Spark and Scala 2.12


#1

I’ve been busy with work but noticed that Apache Spark still hasn’t moved to Scala 2.12. I think this is a shame. Does anyone know the fundamentals of why (what’s in Scala 2.12) that makes Spark hard to upgrade? Just curious, not sure I’d be able to help, but it seems like months have been spent on it.
I think, for many Java teams, Spark is the gateway to picking up and adopting Scala, so it seems a shame it seems to be stalling somewhat?


#2

You may find a lot of info here: https://issues.apache.org/jira/browse/SPARK-14220

Seems like there are only couple of things left.


#3

In short, there are two pending issues:

  • Java 8 lambdas in Scala 2.12 breaks the Dataset API: more details
    • they need to remove a method = requires major number bump (ex: 2.2 to 2.3)
    • this is from March 2016
    • this is solved / trivial
  • Closure cleaning for Scala 2.12: 1% of tests still fails (2 tests) more details
    • PR fixing 99% in November 2017
    • remaining 1% is a hard problem, they might cut a release anyway

My guess is that it might be available in 2.3. The version 2.2 was released the 1st of December 2017. I would say this will happen in 2018 :smiley:.


#4

Thanks for that, looks like they are close.


#5

They may be close, but if you really need it then it’s worth looking into yourself.
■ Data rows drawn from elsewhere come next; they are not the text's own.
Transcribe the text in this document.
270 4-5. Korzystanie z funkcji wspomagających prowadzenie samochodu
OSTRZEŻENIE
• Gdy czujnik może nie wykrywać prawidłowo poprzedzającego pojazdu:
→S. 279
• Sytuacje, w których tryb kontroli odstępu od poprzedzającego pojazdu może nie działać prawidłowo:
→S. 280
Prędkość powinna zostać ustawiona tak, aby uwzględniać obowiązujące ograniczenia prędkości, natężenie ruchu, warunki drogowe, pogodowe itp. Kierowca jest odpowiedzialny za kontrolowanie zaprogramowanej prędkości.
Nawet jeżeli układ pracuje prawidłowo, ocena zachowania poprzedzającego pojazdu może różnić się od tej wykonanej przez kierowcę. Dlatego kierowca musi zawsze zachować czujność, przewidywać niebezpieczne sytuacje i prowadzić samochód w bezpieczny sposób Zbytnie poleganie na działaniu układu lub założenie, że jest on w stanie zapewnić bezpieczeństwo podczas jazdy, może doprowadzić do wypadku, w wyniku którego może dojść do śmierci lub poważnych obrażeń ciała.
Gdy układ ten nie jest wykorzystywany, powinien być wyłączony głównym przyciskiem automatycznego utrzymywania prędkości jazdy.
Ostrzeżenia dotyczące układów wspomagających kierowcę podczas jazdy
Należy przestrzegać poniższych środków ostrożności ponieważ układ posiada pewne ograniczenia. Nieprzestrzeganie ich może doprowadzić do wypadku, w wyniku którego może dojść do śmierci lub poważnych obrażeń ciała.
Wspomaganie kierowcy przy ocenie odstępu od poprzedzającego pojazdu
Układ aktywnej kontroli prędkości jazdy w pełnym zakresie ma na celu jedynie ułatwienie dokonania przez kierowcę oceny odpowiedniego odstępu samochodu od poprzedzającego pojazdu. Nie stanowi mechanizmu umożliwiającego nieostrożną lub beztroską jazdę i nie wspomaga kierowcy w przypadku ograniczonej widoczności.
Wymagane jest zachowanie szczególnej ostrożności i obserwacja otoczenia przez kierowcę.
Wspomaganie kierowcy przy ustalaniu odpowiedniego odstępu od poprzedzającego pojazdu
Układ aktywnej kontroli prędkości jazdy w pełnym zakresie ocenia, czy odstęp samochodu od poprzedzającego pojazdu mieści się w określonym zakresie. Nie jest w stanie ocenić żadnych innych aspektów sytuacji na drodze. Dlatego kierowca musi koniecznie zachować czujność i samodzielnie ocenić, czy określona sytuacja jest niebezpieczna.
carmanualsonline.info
Those tickets looked identical 6 months ago, when it also looked close.


#6

If this is a pressing issue, I would suggest publishing spark on 2.12 on your own and using it for development (the dev workflow with 2.12 should be much smoother). Don’t let that 1% of failing tests in the closure cleaner prevent you from using a better Scala :wink:.


#7

Great news! The issue is fixed for Spark version 2.4.0! :smiley: :smiley: :smiley:
https://issues.apache.org/jira/browse/SPARK-14220